Così è nata «DoppiaE», prima con una pagina su Facebook che ha preso il nome dalle iniziali delle due figlie maggiori di Lorena, Elisa ed Elena, poi un’associazione vera e propria. «Ho scoperto così di essere circondata da tante persone generose: se la gente può fare del bene è portata a farlo. Questo mi ha restituito fiducia nel mondo e nel futuro. Pian piano questa attività si è allargata.

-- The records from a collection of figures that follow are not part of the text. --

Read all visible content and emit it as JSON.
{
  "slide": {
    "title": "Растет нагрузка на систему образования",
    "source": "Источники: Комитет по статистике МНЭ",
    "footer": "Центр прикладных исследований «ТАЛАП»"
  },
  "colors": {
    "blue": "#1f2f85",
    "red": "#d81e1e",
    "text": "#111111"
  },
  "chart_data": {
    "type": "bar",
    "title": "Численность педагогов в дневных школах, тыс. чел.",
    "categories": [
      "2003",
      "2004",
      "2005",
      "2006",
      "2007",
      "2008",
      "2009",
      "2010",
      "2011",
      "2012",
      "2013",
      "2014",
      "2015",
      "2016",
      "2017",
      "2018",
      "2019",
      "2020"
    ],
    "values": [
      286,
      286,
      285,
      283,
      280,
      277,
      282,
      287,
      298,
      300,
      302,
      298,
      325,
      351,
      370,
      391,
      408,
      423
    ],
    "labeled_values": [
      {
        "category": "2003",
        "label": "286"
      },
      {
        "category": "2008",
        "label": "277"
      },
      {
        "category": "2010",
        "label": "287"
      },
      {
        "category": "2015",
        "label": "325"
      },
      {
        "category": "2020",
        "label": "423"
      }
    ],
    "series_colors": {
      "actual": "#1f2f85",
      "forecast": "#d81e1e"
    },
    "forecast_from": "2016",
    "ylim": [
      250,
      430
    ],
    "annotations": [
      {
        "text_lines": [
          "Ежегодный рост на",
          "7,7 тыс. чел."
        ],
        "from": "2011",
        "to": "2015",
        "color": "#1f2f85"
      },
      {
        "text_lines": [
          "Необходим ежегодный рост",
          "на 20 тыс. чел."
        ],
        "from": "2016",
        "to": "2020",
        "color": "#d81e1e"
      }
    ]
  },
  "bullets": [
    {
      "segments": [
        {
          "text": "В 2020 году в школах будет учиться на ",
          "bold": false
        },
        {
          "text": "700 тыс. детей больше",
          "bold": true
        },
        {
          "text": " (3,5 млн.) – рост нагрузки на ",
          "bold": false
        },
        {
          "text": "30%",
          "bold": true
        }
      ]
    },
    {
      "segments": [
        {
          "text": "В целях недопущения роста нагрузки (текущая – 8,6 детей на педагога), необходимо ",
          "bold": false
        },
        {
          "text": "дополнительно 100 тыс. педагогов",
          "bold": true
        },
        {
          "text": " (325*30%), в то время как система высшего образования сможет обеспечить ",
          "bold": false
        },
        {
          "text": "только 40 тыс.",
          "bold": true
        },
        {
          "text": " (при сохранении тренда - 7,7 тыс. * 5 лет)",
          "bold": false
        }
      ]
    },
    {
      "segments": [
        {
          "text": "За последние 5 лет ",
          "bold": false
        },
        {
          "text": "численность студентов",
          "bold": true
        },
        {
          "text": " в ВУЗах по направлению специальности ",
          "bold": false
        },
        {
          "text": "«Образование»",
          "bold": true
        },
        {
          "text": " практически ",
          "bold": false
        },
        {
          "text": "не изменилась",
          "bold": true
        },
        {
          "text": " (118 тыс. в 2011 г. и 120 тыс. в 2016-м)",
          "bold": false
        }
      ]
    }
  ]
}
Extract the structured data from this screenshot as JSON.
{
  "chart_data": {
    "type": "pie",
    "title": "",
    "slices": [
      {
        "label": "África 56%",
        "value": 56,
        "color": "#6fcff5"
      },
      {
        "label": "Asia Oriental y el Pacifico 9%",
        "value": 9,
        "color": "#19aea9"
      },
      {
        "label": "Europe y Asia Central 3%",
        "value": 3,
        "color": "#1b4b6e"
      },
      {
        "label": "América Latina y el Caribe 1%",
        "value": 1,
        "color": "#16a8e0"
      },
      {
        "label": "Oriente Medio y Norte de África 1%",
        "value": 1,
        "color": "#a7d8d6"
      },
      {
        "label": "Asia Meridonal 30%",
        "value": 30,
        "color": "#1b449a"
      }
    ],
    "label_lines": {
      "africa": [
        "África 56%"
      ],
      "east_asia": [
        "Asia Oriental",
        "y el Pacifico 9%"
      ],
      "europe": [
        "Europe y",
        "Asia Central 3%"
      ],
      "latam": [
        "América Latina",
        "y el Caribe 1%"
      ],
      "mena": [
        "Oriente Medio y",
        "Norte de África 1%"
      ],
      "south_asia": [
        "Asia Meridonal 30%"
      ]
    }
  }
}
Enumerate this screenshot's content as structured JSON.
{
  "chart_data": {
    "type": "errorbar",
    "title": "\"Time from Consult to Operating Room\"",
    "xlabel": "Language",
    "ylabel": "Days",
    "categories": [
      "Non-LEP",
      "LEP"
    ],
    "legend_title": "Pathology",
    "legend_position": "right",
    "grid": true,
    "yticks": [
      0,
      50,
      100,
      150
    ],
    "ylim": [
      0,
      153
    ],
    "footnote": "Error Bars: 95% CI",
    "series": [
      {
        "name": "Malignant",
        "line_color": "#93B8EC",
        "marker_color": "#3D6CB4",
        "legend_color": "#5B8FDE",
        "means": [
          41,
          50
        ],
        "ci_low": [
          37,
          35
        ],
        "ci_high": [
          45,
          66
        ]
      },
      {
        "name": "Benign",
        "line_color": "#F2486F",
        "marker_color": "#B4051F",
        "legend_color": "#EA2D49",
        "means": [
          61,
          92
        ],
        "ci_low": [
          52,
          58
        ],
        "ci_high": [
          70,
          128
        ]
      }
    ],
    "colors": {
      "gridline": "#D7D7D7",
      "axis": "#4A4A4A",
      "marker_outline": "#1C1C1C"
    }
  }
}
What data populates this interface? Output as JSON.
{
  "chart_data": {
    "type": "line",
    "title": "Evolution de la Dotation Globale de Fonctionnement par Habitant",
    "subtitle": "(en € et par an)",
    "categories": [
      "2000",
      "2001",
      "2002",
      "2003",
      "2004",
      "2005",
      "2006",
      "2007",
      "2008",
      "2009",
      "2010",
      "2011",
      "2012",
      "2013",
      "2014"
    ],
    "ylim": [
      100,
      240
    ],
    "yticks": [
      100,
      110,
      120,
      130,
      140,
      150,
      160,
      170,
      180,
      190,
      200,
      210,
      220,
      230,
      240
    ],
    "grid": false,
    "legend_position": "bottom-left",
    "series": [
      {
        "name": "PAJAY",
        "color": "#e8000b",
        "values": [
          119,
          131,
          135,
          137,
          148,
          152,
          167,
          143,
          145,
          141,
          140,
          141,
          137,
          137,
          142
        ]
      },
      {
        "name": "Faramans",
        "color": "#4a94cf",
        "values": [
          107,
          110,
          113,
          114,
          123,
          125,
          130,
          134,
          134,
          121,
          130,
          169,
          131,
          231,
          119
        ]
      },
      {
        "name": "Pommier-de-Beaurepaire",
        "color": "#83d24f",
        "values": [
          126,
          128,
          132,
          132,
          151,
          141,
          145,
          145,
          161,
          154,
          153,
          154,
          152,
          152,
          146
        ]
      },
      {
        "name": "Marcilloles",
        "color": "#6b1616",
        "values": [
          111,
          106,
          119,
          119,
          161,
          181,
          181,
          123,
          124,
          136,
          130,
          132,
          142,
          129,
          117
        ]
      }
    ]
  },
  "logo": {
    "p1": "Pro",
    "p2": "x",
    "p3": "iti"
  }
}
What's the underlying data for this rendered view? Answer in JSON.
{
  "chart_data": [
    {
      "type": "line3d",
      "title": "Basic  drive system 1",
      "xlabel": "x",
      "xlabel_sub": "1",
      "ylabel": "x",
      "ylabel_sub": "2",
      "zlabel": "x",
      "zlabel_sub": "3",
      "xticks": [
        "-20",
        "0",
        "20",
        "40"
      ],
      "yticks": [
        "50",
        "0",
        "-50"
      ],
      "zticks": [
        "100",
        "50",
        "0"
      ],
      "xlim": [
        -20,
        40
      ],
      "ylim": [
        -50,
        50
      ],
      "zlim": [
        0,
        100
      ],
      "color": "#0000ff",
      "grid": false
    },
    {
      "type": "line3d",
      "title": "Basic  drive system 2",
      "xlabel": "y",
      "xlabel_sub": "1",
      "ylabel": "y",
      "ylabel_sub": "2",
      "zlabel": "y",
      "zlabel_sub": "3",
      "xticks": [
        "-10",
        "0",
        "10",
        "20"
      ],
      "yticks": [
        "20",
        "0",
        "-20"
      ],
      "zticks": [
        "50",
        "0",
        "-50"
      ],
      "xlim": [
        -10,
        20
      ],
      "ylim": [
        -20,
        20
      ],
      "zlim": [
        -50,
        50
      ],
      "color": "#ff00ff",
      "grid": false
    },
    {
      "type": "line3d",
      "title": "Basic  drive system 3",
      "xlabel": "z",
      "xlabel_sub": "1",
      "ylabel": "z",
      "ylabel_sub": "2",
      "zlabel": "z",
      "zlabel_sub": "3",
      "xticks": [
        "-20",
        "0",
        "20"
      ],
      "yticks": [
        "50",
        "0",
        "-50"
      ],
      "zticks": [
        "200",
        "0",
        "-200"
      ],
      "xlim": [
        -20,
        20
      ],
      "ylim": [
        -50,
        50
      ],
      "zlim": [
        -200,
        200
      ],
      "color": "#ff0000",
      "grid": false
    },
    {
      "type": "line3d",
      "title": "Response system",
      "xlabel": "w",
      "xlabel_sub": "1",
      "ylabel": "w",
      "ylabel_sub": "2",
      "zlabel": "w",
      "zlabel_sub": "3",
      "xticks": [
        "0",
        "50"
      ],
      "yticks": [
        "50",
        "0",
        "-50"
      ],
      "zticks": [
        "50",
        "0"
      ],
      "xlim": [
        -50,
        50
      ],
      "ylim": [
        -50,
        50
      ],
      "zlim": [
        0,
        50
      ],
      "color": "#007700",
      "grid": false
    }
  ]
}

Con gli anni la necessità di terapie per Elisa è diventata meno gravosa, così ho avuto la possibilità di aiutare altre famiglie che devono fare i conti con una disabilità».

Il primo versamento di DoppiaE ha aiutato una bambina a seguire un percorso di ippoterapia: «Mi sono commossa moltissimo quel giorno, perché mi sono resa conto che finalmente avremmo avuto la possibilità di restituire la generosità che aveva sostenuto noi in momenti molto difficili». Lorena è riuscita a creare una rete che si muove e collabora innescando processi di aiuto reciproco, attingendo alle sue conoscenze e all’aiuto dei social network: «Lo faccio perché mi rende felice e mi fa stare bene».

Nella casa di Lorena l’atmosfera è luminosa: «Elisa ci ha offerto uno sguardo diverso sulla realtà, ci ha aperto una finestra sul mondo con la sua semplicità e la sua autenticità. Con lei ci sono voluti sei mesi di lavoro per farle mettere un calzino e quando ci è riuscita ho toccato il cielo con un dito. E lo stesso per togliersi una maglietta, aiutare il papà a cucinare una frittata, a leggere l’orario. In queste piccole cose per noi sta il senso della vita».

DoppiaE sta crescendo: «Possiamo contare sull’aiuto e sulla competenza di alcuni amici, come la commercialista, una vicina di casa, e un ragazzo che ci sta aiutando a creare un sito internet per l’associazione». Sono diversi i progetti in cantiere: sostenere per esempio attività di musicoterapia oppure idrokinesiterapia per bambini con tetraparesi spastica, «con uno specialista - osserva Lorena - che viene appositamente da Massa Carrara una volta al mese e esegue 14 famiglie». Fra le attività da finanziare anche un progetto di pet therapy per la scuola dell’infanzia della Tribulina di Scanzorosciate, che Elisa e gli altri figli di Lorena hanno frequentato.

Punto di riferimento

Tra i fratelli c’è un forte legame di empatia, affetto e solidarietà. «Elena - ricorda Lorena - che ha solo un anno in meno, è stata la prima terapista per Elisa, che la imitava e quindi imparava da lei, per esempio giocando alla cucina, cercando di vestirsi e svestirsi. Paola è un mix, ha la solarità di Elisa e la caparbietà di Elena. Giocano insieme, corrono, ascoltano musica. Giulio ha solo due anni quindi è ancora escluso dai loro giochi».

DoppiaE è diventata un punto di riferimento per famiglie che hanno bambini con una disabilità: «Mi fa piacere che sappiano di potersi rivolgere a noi. Di fronte a una diagnosi ci si sente molto soli, si prova un dolore indescrivibile e non è mai facile orientarsi e ottenere assistenza. Per questo mettiamo a disposizione la nostra esperienza e il nostro percorso, perché possano essere d’aiuto ad altri. Nessuno di noi è invincibile, a volte la scelta più intelligente è proprio chiedere aiuto. Condividere il dolore con lo rende più sopportabile. Lungo il cammino mi sono accorta che basta poco per uscire dal nostro ambiente, basta aprire la porta. Non costa così tanto e fa bene a tutti recuperare il senso di comunità e condivisione, che possono diventare sorgenti di felicità».